Todos estes sentidos colaboram na formação de uma poesia cheia de descritivo, em que abundam as anotações de toda a ordem, que surgem ao sabor dos seus pensamentos e, sobretudo, ao sabor do seu vaguear pelas ruas ou pelos campos. Factor impressionista este, em que os mais variados assuntos e quadros se nos deparam, numa poesia de carácter deambulatório. E, na verdade, observámos que Cesário Verde se equipara, pelo seu estilo, aos escritores impressionistas:
Série de substantivos sem verbo a ligá-los à frase antecedente, abundância de construções nominais, formas durativas dos verbos que melhor exprimem uma acção prolongada no tempo, fundas pausas no interior dos versos são, juntamente com outros factos que anotámos, factores expressivos do estilo impressionista.
Reparámos na adjectivação variadíssima do “LIVRO”, com alianças, cheias de sabor e imprevisto, de um adjectivo de ordem moral com um adjectivo de ordem física, formando aquilo a que Carlos Bousoño chama "ruptura do sistema" e que transmitem uma realidade mais complexa, numa concisão vocabular enriquecida em ambiguidade, e onde, igualmente, se encaixam a hipálage, a sinestesia e outros processos.
Estudámos ainda outros aspectos, como por exemplo a colocação dos adjectivos na frase e a sua função como factor rítmico e musical.

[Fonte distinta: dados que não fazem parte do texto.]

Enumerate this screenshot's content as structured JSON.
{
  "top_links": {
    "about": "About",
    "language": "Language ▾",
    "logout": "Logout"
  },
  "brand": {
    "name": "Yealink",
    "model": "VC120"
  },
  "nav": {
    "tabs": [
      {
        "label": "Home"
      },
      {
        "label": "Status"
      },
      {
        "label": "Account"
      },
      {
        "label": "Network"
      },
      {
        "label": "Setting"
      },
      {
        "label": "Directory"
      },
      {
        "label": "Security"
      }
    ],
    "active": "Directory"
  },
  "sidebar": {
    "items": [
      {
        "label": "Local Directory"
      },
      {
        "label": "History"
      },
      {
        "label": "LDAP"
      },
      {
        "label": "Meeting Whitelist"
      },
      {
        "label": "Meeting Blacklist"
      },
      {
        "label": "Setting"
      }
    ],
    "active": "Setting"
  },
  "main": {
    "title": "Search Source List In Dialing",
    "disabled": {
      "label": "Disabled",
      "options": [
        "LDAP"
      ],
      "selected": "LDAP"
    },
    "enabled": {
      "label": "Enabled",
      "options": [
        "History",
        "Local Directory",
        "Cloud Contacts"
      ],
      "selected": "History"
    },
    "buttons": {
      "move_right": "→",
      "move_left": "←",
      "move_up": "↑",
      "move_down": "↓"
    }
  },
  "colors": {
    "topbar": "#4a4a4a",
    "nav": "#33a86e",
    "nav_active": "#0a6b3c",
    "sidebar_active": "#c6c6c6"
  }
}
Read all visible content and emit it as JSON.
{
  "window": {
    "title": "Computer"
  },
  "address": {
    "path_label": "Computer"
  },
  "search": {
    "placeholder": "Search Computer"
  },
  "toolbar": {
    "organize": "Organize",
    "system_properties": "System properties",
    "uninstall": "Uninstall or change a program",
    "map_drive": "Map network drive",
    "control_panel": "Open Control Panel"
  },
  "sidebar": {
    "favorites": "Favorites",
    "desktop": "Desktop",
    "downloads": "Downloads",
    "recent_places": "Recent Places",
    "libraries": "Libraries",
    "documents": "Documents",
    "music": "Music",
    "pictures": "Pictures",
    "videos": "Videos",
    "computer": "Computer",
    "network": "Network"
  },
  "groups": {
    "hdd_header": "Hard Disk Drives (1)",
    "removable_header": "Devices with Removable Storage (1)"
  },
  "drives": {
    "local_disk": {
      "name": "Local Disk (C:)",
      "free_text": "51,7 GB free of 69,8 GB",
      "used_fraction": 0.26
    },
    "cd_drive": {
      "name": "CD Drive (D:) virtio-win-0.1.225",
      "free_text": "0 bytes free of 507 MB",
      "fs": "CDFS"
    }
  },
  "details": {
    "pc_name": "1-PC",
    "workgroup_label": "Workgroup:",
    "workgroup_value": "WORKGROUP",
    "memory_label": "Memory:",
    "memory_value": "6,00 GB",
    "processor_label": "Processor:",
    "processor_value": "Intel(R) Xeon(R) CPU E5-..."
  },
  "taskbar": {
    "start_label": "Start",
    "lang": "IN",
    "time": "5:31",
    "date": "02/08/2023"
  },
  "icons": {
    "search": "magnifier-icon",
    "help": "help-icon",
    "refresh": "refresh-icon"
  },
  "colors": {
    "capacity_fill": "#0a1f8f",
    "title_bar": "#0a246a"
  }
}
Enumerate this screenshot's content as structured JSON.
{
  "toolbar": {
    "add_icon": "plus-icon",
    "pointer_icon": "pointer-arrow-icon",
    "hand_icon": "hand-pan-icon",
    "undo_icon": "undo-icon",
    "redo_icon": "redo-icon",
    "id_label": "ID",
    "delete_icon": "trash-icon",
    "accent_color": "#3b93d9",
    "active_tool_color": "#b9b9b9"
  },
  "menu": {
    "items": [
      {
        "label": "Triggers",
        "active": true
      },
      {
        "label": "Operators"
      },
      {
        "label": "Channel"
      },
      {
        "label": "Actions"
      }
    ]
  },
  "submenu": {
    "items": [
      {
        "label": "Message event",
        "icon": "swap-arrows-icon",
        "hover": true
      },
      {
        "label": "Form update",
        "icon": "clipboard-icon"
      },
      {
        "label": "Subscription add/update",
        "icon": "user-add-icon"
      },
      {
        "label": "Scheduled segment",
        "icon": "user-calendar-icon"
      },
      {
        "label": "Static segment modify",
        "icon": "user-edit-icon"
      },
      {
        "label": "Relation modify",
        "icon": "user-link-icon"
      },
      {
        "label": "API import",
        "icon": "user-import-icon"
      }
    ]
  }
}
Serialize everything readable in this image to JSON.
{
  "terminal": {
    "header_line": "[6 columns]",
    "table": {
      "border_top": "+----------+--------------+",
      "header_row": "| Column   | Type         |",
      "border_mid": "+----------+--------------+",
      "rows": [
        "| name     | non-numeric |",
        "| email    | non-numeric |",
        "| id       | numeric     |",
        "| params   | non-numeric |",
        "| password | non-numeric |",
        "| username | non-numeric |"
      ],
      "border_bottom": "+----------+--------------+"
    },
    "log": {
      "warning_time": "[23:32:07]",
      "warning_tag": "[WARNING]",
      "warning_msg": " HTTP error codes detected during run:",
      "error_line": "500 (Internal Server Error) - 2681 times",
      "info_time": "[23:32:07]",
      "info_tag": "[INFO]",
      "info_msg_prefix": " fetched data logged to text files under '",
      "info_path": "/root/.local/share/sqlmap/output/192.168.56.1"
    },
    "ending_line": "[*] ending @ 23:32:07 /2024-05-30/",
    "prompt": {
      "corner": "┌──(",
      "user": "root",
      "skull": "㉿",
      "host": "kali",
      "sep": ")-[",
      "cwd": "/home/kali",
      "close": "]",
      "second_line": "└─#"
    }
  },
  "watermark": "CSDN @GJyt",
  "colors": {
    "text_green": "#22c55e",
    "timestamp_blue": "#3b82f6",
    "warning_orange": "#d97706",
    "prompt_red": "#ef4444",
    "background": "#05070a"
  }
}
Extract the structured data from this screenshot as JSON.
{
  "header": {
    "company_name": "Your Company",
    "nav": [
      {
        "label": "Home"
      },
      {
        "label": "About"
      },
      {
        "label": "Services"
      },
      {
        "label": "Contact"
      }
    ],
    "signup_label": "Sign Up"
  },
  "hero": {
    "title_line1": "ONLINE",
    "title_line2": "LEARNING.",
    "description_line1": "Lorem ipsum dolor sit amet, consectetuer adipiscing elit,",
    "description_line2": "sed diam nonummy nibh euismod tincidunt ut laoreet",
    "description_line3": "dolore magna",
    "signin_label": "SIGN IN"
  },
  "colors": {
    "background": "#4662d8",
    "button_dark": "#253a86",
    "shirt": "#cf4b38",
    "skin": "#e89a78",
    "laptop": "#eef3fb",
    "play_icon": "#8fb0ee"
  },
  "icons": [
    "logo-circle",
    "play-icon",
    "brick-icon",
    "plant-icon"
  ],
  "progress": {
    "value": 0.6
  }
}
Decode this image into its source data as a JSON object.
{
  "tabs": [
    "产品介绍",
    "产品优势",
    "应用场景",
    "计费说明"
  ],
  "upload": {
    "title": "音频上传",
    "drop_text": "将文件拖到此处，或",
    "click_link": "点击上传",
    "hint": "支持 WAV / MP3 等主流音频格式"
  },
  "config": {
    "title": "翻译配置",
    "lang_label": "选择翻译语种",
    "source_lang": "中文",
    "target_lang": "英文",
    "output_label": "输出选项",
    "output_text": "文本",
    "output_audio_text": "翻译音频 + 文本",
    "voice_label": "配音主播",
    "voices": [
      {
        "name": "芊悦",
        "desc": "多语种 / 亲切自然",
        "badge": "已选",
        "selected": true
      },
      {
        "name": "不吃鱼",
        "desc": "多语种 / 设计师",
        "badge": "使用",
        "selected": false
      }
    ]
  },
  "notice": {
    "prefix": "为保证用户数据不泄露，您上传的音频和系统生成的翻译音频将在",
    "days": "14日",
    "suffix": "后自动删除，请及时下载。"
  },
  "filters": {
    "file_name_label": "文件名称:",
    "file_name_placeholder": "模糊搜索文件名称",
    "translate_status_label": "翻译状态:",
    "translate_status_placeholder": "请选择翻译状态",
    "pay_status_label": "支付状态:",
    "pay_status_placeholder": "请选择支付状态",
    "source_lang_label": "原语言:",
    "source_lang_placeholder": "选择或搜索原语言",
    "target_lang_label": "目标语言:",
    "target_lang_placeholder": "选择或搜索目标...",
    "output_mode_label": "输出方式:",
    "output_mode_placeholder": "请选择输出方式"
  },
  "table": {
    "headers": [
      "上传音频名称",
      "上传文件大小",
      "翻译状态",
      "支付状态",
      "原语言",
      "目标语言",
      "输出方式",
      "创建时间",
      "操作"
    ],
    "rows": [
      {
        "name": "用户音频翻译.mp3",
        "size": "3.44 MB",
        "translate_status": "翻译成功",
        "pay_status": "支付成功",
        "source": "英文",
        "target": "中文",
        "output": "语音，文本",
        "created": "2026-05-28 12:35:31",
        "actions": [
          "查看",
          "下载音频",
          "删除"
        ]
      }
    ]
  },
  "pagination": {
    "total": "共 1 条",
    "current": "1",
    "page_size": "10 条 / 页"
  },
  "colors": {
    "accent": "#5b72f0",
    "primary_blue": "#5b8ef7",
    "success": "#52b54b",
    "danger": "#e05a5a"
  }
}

Descobrimos assim que Cesário não é só o artista de imaginação poderosa, capaz de formar as imagens mais expressivas, tiradas do mundo real. É também artista pela harmonia com que dispõe as palavras no verso, obedecendo a um sentido rítmico em consonância com a mensagem expressa.. Melhor o verificámos ainda quando estudámos a versificação, de uma musicalidade específica, revelada no jogo das vogais tónicas ou no paralelismo acentual dos hemistíquios, no caso dos alexandrinos, e no processo onomatopaico tão actual, em jogos de sons sugestivos de estados de alma ou de ruídos físicos.
Enfim, ao longo deste estudo pudemos ir focando as várias facetas do humorismo de Cesário, que se manifestam ora por exageros hiperbólicos, ora por requintes de expressão, que levam sempre o tom irónico, ou, pelo contrário, o "pingo de sebo" lançado sobre uma superfície sem mancha, isto é, um termo grosseiro atirado para junto de uma descrição cheia de elegância. Outros aspectos do seu estilo revelaram-nos ainda como o sentido da ironia ou do sarcasmo é um poderoso agente dos seus versos.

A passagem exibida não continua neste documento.